Thought I might try and answer, from personal experience and observation, a burning question that appears to be weighing heavily on the minds of our loyal followers. The question? How long should a 2-stroke snowmobile last?
Before I delve into this complex question and gift you with one of my highly-informed diatribes, I need to make one caveat clear. The word “last” is a little ominous when discussing anything related to snowmobiles. For our purposes I will suggest “last” really means: “before significant jing needs to be spent”.
If we’re talking the two most popular segments in the sno-mo-2-stroke market, the 600 and 800 class, we’ll jump into the 600 class first. A current garden variety 600 twin engine in the popular trail/sport category can deliver up to 12,000 miles (19,000 kms) of reasonable use.
Reasonable use includes using good quality injector oil, regular servicing of the exhaust valves and annual clutch maintenance. Clutch maintenance, although not specifically engine maintenance, can affect the performance and longevity of a 2-stroke mill.
Are there exceptions to this mileage threshold? For sure! In fact, I’ve seen lots of 600 2-strokes with more miles than I’ve posited. For the record, I’ve seen less.
Do 800’s live longer or shorter than 600’s? Here are some issues: There have been some 800 class engines that live considerably longer than others. Take Arctic Cat’s 800 EFI Suzuki, laydown, backwards twin from a few years back. This engine is virtually indestructible – with few exceptions. Suzuki has a stellar rep for building long lasting, durable engines – both 2 and 4-stroke. If you can stand the smoking these anvils are known for, you can get huge miles out of one. How many miles? Maybe 15,000 (24,000 km) or more.
At the other end of the spectrum is Ski-Doo’s Series III 800 2-stroke used through the 2016 model year. These engines were notorious for kicking cranks out when the PTO (left side) bearings’ sealed Isoflex lubrication dried out or leaked out.
I’ve commented on these engines usable life spans many times in Supertrax Magazine. When one of these motors gets to 6,000 miles or 10,000 klicks you must re-lubricate or replace the PTO side crank bearings. To do this in a meaningful way most often requires major engine disassembly. If you don’t do this necessary work, you’re playing a game of sno-mo crankshaft roulette.
Do snowmobile 2-strokes need to have rings and pistons replaced every 10,000 miles? Not necessarily. A thorough look-see at the motor through the exhaust port and a standard compression test not to mention your seat-of-pants evaluation of power, acceleration and piston slap (rattle) will expose a wealth of information.
Keep in mind that the mileage thresholds I’ve mentioned here are also good for evaluating chassis wear. Any sled with more than 10,000 miles on the odometer should have the drive axle, jackshaft and chaincase bearings examined carefully. Replacing them at the 16,000 klick mark (IMO) is good preventative maintenance.

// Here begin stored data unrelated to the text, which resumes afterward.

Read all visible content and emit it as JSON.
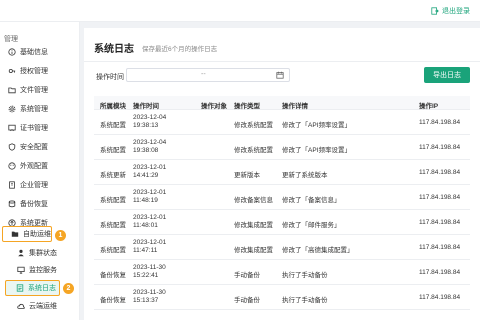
{
  "header": {
    "logout_label": "退出登录"
  },
  "sidebar": {
    "section_title": "管理",
    "items": [
      {
        "label": "基础信息",
        "icon": "info-icon"
      },
      {
        "label": "授权管理",
        "icon": "key-icon"
      },
      {
        "label": "文件管理",
        "icon": "folder-icon"
      },
      {
        "label": "系统管理",
        "icon": "gear-icon"
      },
      {
        "label": "证书管理",
        "icon": "certificate-icon"
      },
      {
        "label": "安全配置",
        "icon": "shield-icon"
      },
      {
        "label": "外观配置",
        "icon": "palette-icon"
      },
      {
        "label": "企业管理",
        "icon": "building-icon"
      },
      {
        "label": "备份恢复",
        "icon": "backup-icon"
      },
      {
        "label": "系统更新",
        "icon": "update-icon"
      },
      {
        "label": "自助运维",
        "icon": "folder-open-icon"
      }
    ],
    "subitems": [
      {
        "label": "集群状态",
        "icon": "cluster-icon"
      },
      {
        "label": "监控服务",
        "icon": "monitor-icon"
      },
      {
        "label": "系统日志",
        "icon": "log-icon"
      },
      {
        "label": "云端运维",
        "icon": "cloud-icon"
      }
    ],
    "badges": [
      "1",
      "2"
    ]
  },
  "main": {
    "title": "系统日志",
    "subtitle": "保存最近6个月的操作日志",
    "filter_label": "操作时间",
    "date_separator": "--",
    "export_label": "导出日志",
    "columns": [
      "所属模块",
      "操作时间",
      "操作对象",
      "操作类型",
      "操作详情",
      "操作IP"
    ],
    "rows": [
      {
        "module": "系统配置",
        "date": "2023-12-04",
        "time": "19:38:13",
        "object": "",
        "type": "修改系统配置",
        "detail": "修改了「API频率设置」",
        "ip": "117.84.198.84"
      },
      {
        "module": "系统配置",
        "date": "2023-12-04",
        "time": "19:38:08",
        "object": "",
        "type": "修改系统配置",
        "detail": "修改了「API频率设置」",
        "ip": "117.84.198.84"
      },
      {
        "module": "系统更新",
        "date": "2023-12-01",
        "time": "14:41:29",
        "object": "",
        "type": "更新版本",
        "detail": "更新了系统版本",
        "ip": "117.84.198.84"
      },
      {
        "module": "系统配置",
        "date": "2023-12-01",
        "time": "11:48:19",
        "object": "",
        "type": "修改备案信息",
        "detail": "修改了「备案信息」",
        "ip": "117.84.198.84"
      },
      {
        "module": "系统配置",
        "date": "2023-12-01",
        "time": "11:48:01",
        "object": "",
        "type": "修改集成配置",
        "detail": "修改了「邮件服务」",
        "ip": "117.84.198.84"
      },
      {
        "module": "系统配置",
        "date": "2023-12-01",
        "time": "11:47:11",
        "object": "",
        "type": "修改集成配置",
        "detail": "修改了「高德集成配置」",
        "ip": "117.84.198.84"
      },
      {
        "module": "备份恢复",
        "date": "2023-11-30",
        "time": "15:22:41",
        "object": "",
        "type": "手动备份",
        "detail": "执行了手动备份",
        "ip": "117.84.198.84"
      },
      {
        "module": "备份恢复",
        "date": "2023-11-30",
        "time": "15:13:37",
        "object": "",
        "type": "手动备份",
        "detail": "执行了手动备份",
        "ip": "117.84.198.84"
      }
    ]
  },
  "colors": {
    "accent": "#1aa37a",
    "highlight": "#f5a524"
  }
}
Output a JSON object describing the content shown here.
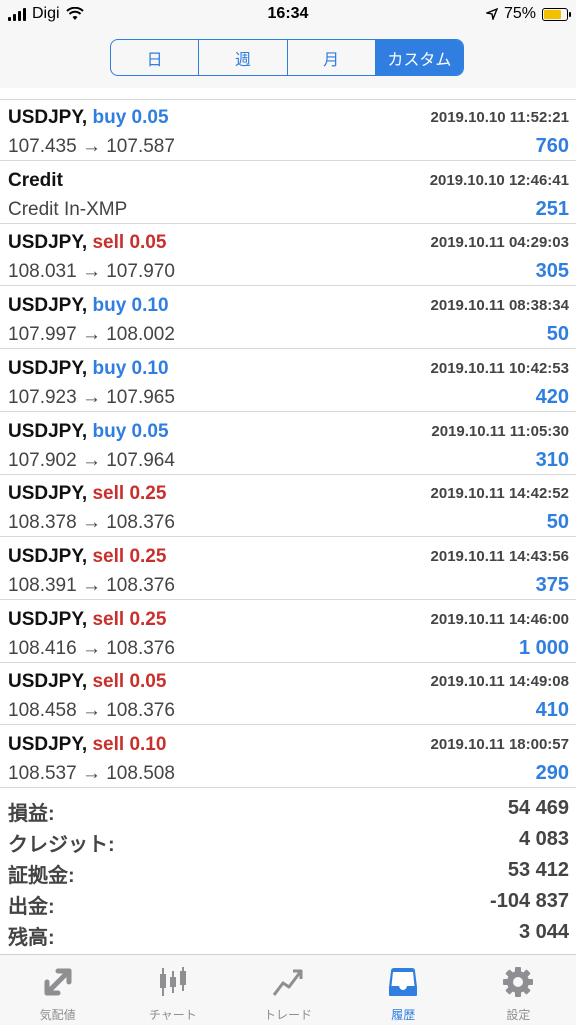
{
  "status": {
    "carrier": "Digi",
    "time": "16:34",
    "battery": "75%"
  },
  "segments": [
    "日",
    "週",
    "月",
    "カスタム"
  ],
  "active_segment": "カスタム",
  "rows": [
    {
      "symbol": "USDJPY,",
      "action": "buy 0.05",
      "side": "buy",
      "date": "2019.10.10 11:52:21",
      "prices": "107.435 → 107.587",
      "profit": "760"
    },
    {
      "symbol": "Credit",
      "action": "",
      "side": "",
      "date": "2019.10.10 12:46:41",
      "prices": "Credit In-XMP",
      "profit": "251"
    },
    {
      "symbol": "USDJPY,",
      "action": "sell 0.05",
      "side": "sell",
      "date": "2019.10.11 04:29:03",
      "prices": "108.031 → 107.970",
      "profit": "305"
    },
    {
      "symbol": "USDJPY,",
      "action": "buy 0.10",
      "side": "buy",
      "date": "2019.10.11 08:38:34",
      "prices": "107.997 → 108.002",
      "profit": "50"
    },
    {
      "symbol": "USDJPY,",
      "action": "buy 0.10",
      "side": "buy",
      "date": "2019.10.11 10:42:53",
      "prices": "107.923 → 107.965",
      "profit": "420"
    },
    {
      "symbol": "USDJPY,",
      "action": "buy 0.05",
      "side": "buy",
      "date": "2019.10.11 11:05:30",
      "prices": "107.902 → 107.964",
      "profit": "310"
    },
    {
      "symbol": "USDJPY,",
      "action": "sell 0.25",
      "side": "sell",
      "date": "2019.10.11 14:42:52",
      "prices": "108.378 → 108.376",
      "profit": "50"
    },
    {
      "symbol": "USDJPY,",
      "action": "sell 0.25",
      "side": "sell",
      "date": "2019.10.11 14:43:56",
      "prices": "108.391 → 108.376",
      "profit": "375"
    },
    {
      "symbol": "USDJPY,",
      "action": "sell 0.25",
      "side": "sell",
      "date": "2019.10.11 14:46:00",
      "prices": "108.416 → 108.376",
      "profit": "1 000"
    },
    {
      "symbol": "USDJPY,",
      "action": "sell 0.05",
      "side": "sell",
      "date": "2019.10.11 14:49:08",
      "prices": "108.458 → 108.376",
      "profit": "410"
    },
    {
      "symbol": "USDJPY,",
      "action": "sell 0.10",
      "side": "sell",
      "date": "2019.10.11 18:00:57",
      "prices": "108.537 → 108.508",
      "profit": "290"
    }
  ],
  "summary": [
    {
      "label": "損益:",
      "value": "54 469"
    },
    {
      "label": "クレジット:",
      "value": "4 083"
    },
    {
      "label": "証拠金:",
      "value": "53 412"
    },
    {
      "label": "出金:",
      "value": "-104 837"
    },
    {
      "label": "残高:",
      "value": "3 044"
    }
  ],
  "tabs": [
    {
      "label": "気配値",
      "icon": "quotes-arrow-icon"
    },
    {
      "label": "チャート",
      "icon": "candlestick-chart-icon"
    },
    {
      "label": "トレード",
      "icon": "trade-line-icon"
    },
    {
      "label": "履歴",
      "icon": "history-tray-icon"
    },
    {
      "label": "設定",
      "icon": "gear-icon"
    }
  ],
  "active_tab": "履歴",
  "colors": {
    "accent": "#2f7ee0",
    "sell": "#c9302c",
    "buy": "#2f7ee0",
    "inactive_tab": "#8e8e93"
  }
}
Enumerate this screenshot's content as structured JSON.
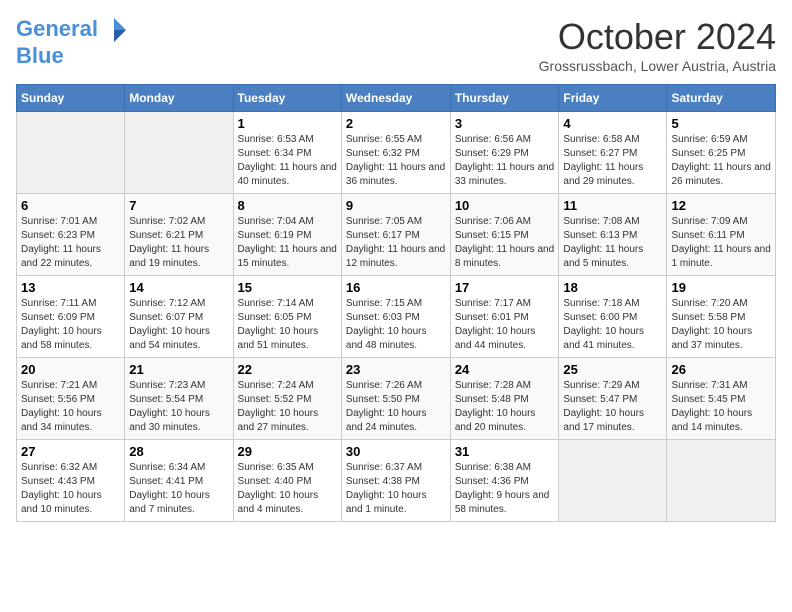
{
  "header": {
    "logo_line1": "General",
    "logo_line2": "Blue",
    "month_title": "October 2024",
    "location": "Grossrussbach, Lower Austria, Austria"
  },
  "weekdays": [
    "Sunday",
    "Monday",
    "Tuesday",
    "Wednesday",
    "Thursday",
    "Friday",
    "Saturday"
  ],
  "weeks": [
    [
      {
        "day": "",
        "info": ""
      },
      {
        "day": "",
        "info": ""
      },
      {
        "day": "1",
        "info": "Sunrise: 6:53 AM\nSunset: 6:34 PM\nDaylight: 11 hours and 40 minutes."
      },
      {
        "day": "2",
        "info": "Sunrise: 6:55 AM\nSunset: 6:32 PM\nDaylight: 11 hours and 36 minutes."
      },
      {
        "day": "3",
        "info": "Sunrise: 6:56 AM\nSunset: 6:29 PM\nDaylight: 11 hours and 33 minutes."
      },
      {
        "day": "4",
        "info": "Sunrise: 6:58 AM\nSunset: 6:27 PM\nDaylight: 11 hours and 29 minutes."
      },
      {
        "day": "5",
        "info": "Sunrise: 6:59 AM\nSunset: 6:25 PM\nDaylight: 11 hours and 26 minutes."
      }
    ],
    [
      {
        "day": "6",
        "info": "Sunrise: 7:01 AM\nSunset: 6:23 PM\nDaylight: 11 hours and 22 minutes."
      },
      {
        "day": "7",
        "info": "Sunrise: 7:02 AM\nSunset: 6:21 PM\nDaylight: 11 hours and 19 minutes."
      },
      {
        "day": "8",
        "info": "Sunrise: 7:04 AM\nSunset: 6:19 PM\nDaylight: 11 hours and 15 minutes."
      },
      {
        "day": "9",
        "info": "Sunrise: 7:05 AM\nSunset: 6:17 PM\nDaylight: 11 hours and 12 minutes."
      },
      {
        "day": "10",
        "info": "Sunrise: 7:06 AM\nSunset: 6:15 PM\nDaylight: 11 hours and 8 minutes."
      },
      {
        "day": "11",
        "info": "Sunrise: 7:08 AM\nSunset: 6:13 PM\nDaylight: 11 hours and 5 minutes."
      },
      {
        "day": "12",
        "info": "Sunrise: 7:09 AM\nSunset: 6:11 PM\nDaylight: 11 hours and 1 minute."
      }
    ],
    [
      {
        "day": "13",
        "info": "Sunrise: 7:11 AM\nSunset: 6:09 PM\nDaylight: 10 hours and 58 minutes."
      },
      {
        "day": "14",
        "info": "Sunrise: 7:12 AM\nSunset: 6:07 PM\nDaylight: 10 hours and 54 minutes."
      },
      {
        "day": "15",
        "info": "Sunrise: 7:14 AM\nSunset: 6:05 PM\nDaylight: 10 hours and 51 minutes."
      },
      {
        "day": "16",
        "info": "Sunrise: 7:15 AM\nSunset: 6:03 PM\nDaylight: 10 hours and 48 minutes."
      },
      {
        "day": "17",
        "info": "Sunrise: 7:17 AM\nSunset: 6:01 PM\nDaylight: 10 hours and 44 minutes."
      },
      {
        "day": "18",
        "info": "Sunrise: 7:18 AM\nSunset: 6:00 PM\nDaylight: 10 hours and 41 minutes."
      },
      {
        "day": "19",
        "info": "Sunrise: 7:20 AM\nSunset: 5:58 PM\nDaylight: 10 hours and 37 minutes."
      }
    ],
    [
      {
        "day": "20",
        "info": "Sunrise: 7:21 AM\nSunset: 5:56 PM\nDaylight: 10 hours and 34 minutes."
      },
      {
        "day": "21",
        "info": "Sunrise: 7:23 AM\nSunset: 5:54 PM\nDaylight: 10 hours and 30 minutes."
      },
      {
        "day": "22",
        "info": "Sunrise: 7:24 AM\nSunset: 5:52 PM\nDaylight: 10 hours and 27 minutes."
      },
      {
        "day": "23",
        "info": "Sunrise: 7:26 AM\nSunset: 5:50 PM\nDaylight: 10 hours and 24 minutes."
      },
      {
        "day": "24",
        "info": "Sunrise: 7:28 AM\nSunset: 5:48 PM\nDaylight: 10 hours and 20 minutes."
      },
      {
        "day": "25",
        "info": "Sunrise: 7:29 AM\nSunset: 5:47 PM\nDaylight: 10 hours and 17 minutes."
      },
      {
        "day": "26",
        "info": "Sunrise: 7:31 AM\nSunset: 5:45 PM\nDaylight: 10 hours and 14 minutes."
      }
    ],
    [
      {
        "day": "27",
        "info": "Sunrise: 6:32 AM\nSunset: 4:43 PM\nDaylight: 10 hours and 10 minutes."
      },
      {
        "day": "28",
        "info": "Sunrise: 6:34 AM\nSunset: 4:41 PM\nDaylight: 10 hours and 7 minutes."
      },
      {
        "day": "29",
        "info": "Sunrise: 6:35 AM\nSunset: 4:40 PM\nDaylight: 10 hours and 4 minutes."
      },
      {
        "day": "30",
        "info": "Sunrise: 6:37 AM\nSunset: 4:38 PM\nDaylight: 10 hours and 1 minute."
      },
      {
        "day": "31",
        "info": "Sunrise: 6:38 AM\nSunset: 4:36 PM\nDaylight: 9 hours and 58 minutes."
      },
      {
        "day": "",
        "info": ""
      },
      {
        "day": "",
        "info": ""
      }
    ]
  ]
}
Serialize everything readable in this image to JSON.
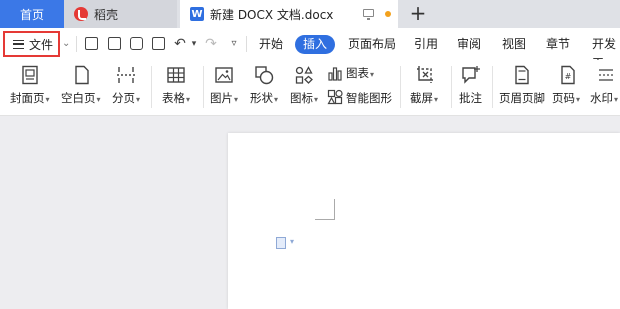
{
  "tabs": {
    "home": "首页",
    "shell": "稻壳",
    "document": "新建 DOCX 文档.docx"
  },
  "file_menu": {
    "label": "文件"
  },
  "menu_tabs": [
    "开始",
    "插入",
    "页面布局",
    "引用",
    "审阅",
    "视图",
    "章节",
    "开发工"
  ],
  "active_menu_tab": "插入",
  "ribbon": {
    "cover_page": "封面页",
    "blank_page": "空白页",
    "page_break": "分页",
    "table": "表格",
    "picture": "图片",
    "shape": "形状",
    "icon": "图标",
    "chart": "图表",
    "smart_art": "智能图形",
    "screenshot": "截屏",
    "comment": "批注",
    "header_footer": "页眉页脚",
    "page_number": "页码",
    "watermark": "水印"
  },
  "colors": {
    "accent": "#2f6fe0",
    "highlight_box": "#e53935",
    "unsaved_dot": "#f3a11c"
  }
}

While performing this kind of chassis service at these mileage levels, take a look at the skidframe tires and bearings. Tires are prone to blow out from bearing failure once you pass the 10K mileage level. Trust me – it’ll almost always happen on a WOT run down Kevlar Lake.
No doubt I’ll receive lots of disagreeing hate mail from this brief and highly generalized article. Fine. However, there really is no magic number for how long a 2-stroke will last. What is for sure is this: You will, without any doubt, enjoy longer, trouble-free service from your 2-stroke if you look after it.